- Directed by: Albert Maysles, Bradley Kaplan
- Produced by: Laura Coxson; Susan Froemke; Bradley Kaplan; Ian Markiewicz; Katie Shoran;
- Starring: Paul McCartney
- Cinematography: Albert Maysles
- Edited by: Ian Markiewicz
- Production company: Maysles Films / MPL Communications
- Distributed by: Eagle Vision
- Release date: September 9, 2011 (Toronto International Film Festival);
- Running time: 91 minutes
- Country: United States

= The Love We Make =

The Love We Make is a cinéma vérité documentary film by Albert Maysles. The film chronicles Paul McCartney's experiences in New York City after the September 11 attacks of 2001, following him as he prepared The Concert for New York City October 2001 benefit event. McCartney was on an airplane taxiing at JFK International Airport, about to depart for the United Kingdom, when the attacks occurred, and he wanted to do something to uplift and benefit the first responders in New York, so he arranged this concert. The film chronicles McCartney's planning and backstage experiences with the other participants in the concert.

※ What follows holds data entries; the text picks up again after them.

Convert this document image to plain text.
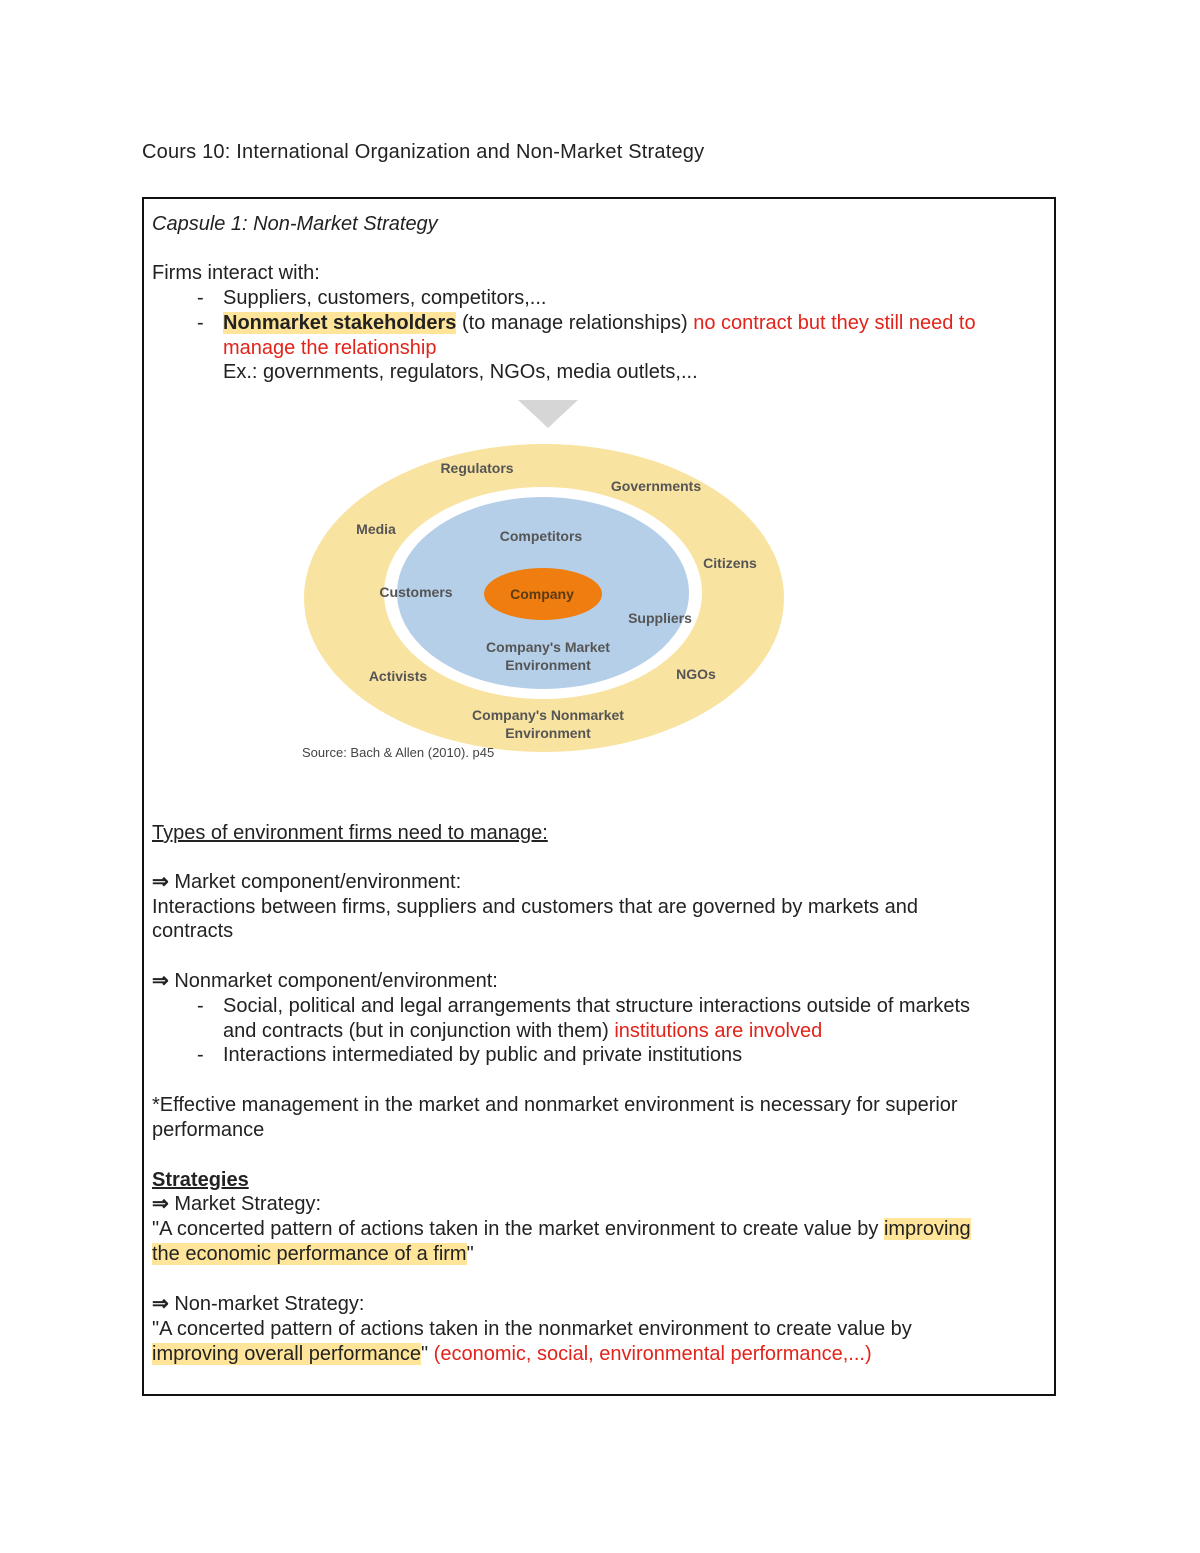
Cours 10: International Organization and Non-Market Strategy
Capsule 1: Non-Market Strategy
Firms interact with:
- Suppliers, customers, competitors,...
- Nonmarket stakeholders (to manage relationships) no contract but they still need to
manage the relationship
Ex.: governments, regulators, NGOs, media outlets,...
Regulators
Governments
Media
Citizens
Competitors
Customers	Company
Suppliers
Company's Market
Environment
Activists	NGOs
Company's Nonmarket
Environment
Source: Bach & Allen (2010). p45
Types of environment firms need to manage:
⇒ Market component/environment:
Interactions between firms, suppliers and customers that are governed by markets and
contracts
⇒ Nonmarket component/environment:
- Social, political and legal arrangements that structure interactions outside of markets
and contracts (but in conjunction with them) institutions are involved
- Interactions intermediated by public and private institutions
*Effective management in the market and nonmarket environment is necessary for superior
performance
Strategies
⇒ Market Strategy:
"A concerted pattern of actions taken in the market environment to create value by improving
the economic performance of a firm"
⇒ Non-market Strategy:
"A concerted pattern of actions taken in the nonmarket environment to create value by
improving overall performance" (economic, social, environmental performance,...)
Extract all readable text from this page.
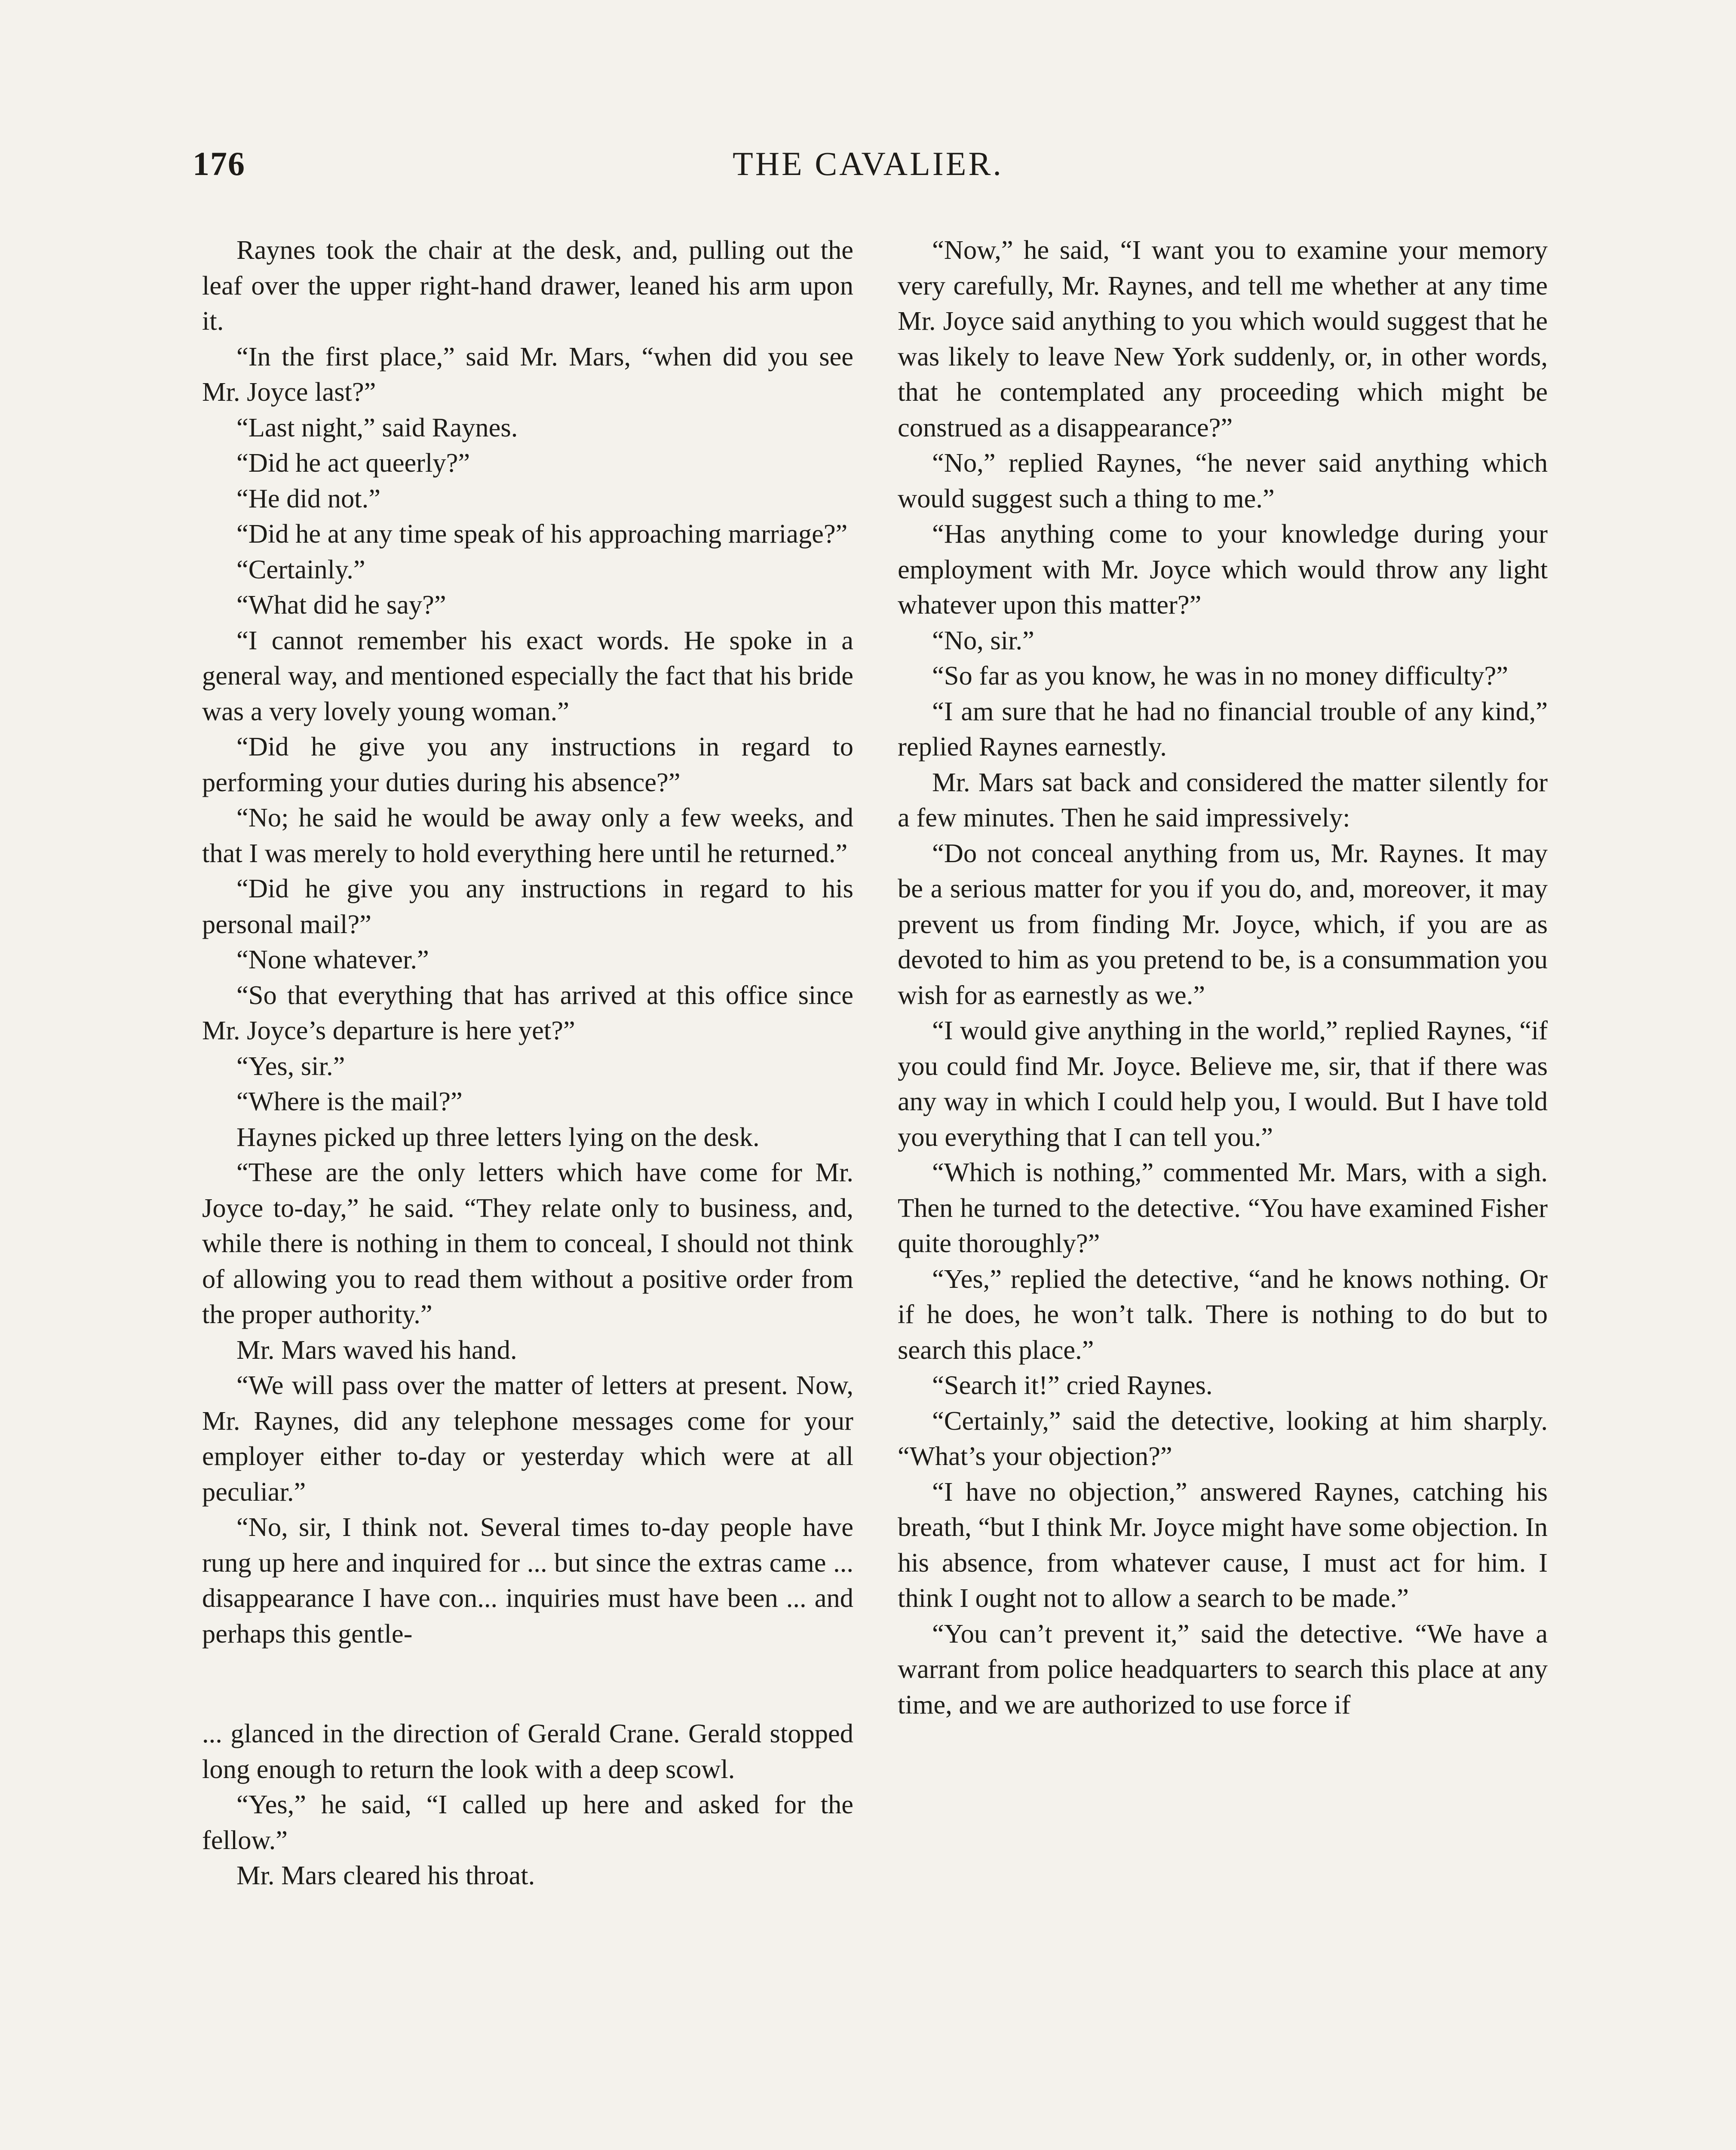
176	THE CAVALIER.

Raynes took the chair at the desk, and, pulling out the leaf over the upper right-hand drawer, leaned his arm upon it.

“In the first place,” said Mr. Mars, “when did you see Mr. Joyce last?”

“Last night,” said Raynes.

“Did he act queerly?”

“He did not.”

“Did he at any time speak of his approaching marriage?”

“Certainly.”

“What did he say?”

“I cannot remember his exact words. He spoke in a general way, and mentioned especially the fact that his bride was a very lovely young woman.”

“Did he give you any instructions in regard to performing your duties during his absence?”

“No; he said he would be away only a few weeks, and that I was merely to hold everything here until he returned.”

“Did he give you any instructions in regard to his personal mail?”

“None whatever.”

“So that everything that has arrived at this office since Mr. Joyce’s departure is here yet?”

“Yes, sir.”

“Where is the mail?”

Haynes picked up three letters lying on the desk.

“These are the only letters which have come for Mr. Joyce to-day,” he said. “They relate only to business, and, while there is nothing in them to conceal, I should not think of allowing you to read them without a positive order from the proper authority.”

Mr. Mars waved his hand.

“We will pass over the matter of letters at present. Now, Mr. Raynes, did any telephone messages come for your employer either to-day or yesterday which were at all peculiar.”

“No, sir, I think not. Several times to-day people have rung up here and inquired for ... but since the extras came ... disappearance I have con... inquiries must have been ... and perhaps this gentle-

... glanced in the direction of Gerald Crane. Gerald stopped long enough to return the look with a deep scowl.

“Yes,” he said, “I called up here and asked for the fellow.”

Mr. Mars cleared his throat.

“Now,” he said, “I want you to examine your memory very carefully, Mr. Raynes, and tell me whether at any time Mr. Joyce said anything to you which would suggest that he was likely to leave New York suddenly, or, in other words, that he contemplated any proceeding which might be construed as a disappearance?”

“No,” replied Raynes, “he never said anything which would suggest such a thing to me.”

“Has anything come to your knowledge during your employment with Mr. Joyce which would throw any light whatever upon this matter?”

“No, sir.”

“So far as you know, he was in no money difficulty?”

“I am sure that he had no financial trouble of any kind,” replied Raynes earnestly.

Mr. Mars sat back and considered the matter silently for a few minutes. Then he said impressively:

“Do not conceal anything from us, Mr. Raynes. It may be a serious matter for you if you do, and, moreover, it may prevent us from finding Mr. Joyce, which, if you are as devoted to him as you pretend to be, is a consummation you wish for as earnestly as we.”

“I would give anything in the world,” replied Raynes, “if you could find Mr. Joyce. Believe me, sir, that if there was any way in which I could help you, I would. But I have told you everything that I can tell you.”

“Which is nothing,” commented Mr. Mars, with a sigh. Then he turned to the detective. “You have examined Fisher quite thoroughly?”

“Yes,” replied the detective, “and he knows nothing. Or if he does, he won’t talk. There is nothing to do but to search this place.”

“Search it!” cried Raynes.

“Certainly,” said the detective, looking at him sharply. “What’s your objection?”

“I have no objection,” answered Raynes, catching his breath, “but I think Mr. Joyce might have some objection. In his absence, from whatever cause, I must act for him. I think I ought not to allow a search to be made.”

“You can’t prevent it,” said the detective. “We have a warrant from police headquarters to search this place at any time, and we are authorized to use force if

The film premiered at the Toronto International Film Festival on September 9, 2011 along with a theatrical release on that day in Japan.

The film had its television premiere on Showtime on September 10, 2011 - the eve of the 10th anniversary of the attacks.

The home video was released by Eagle Rock Entertainment on December 6, 2011 on DVD and Blu-ray.

The film's title comes from a line in The Beatles' song "The End".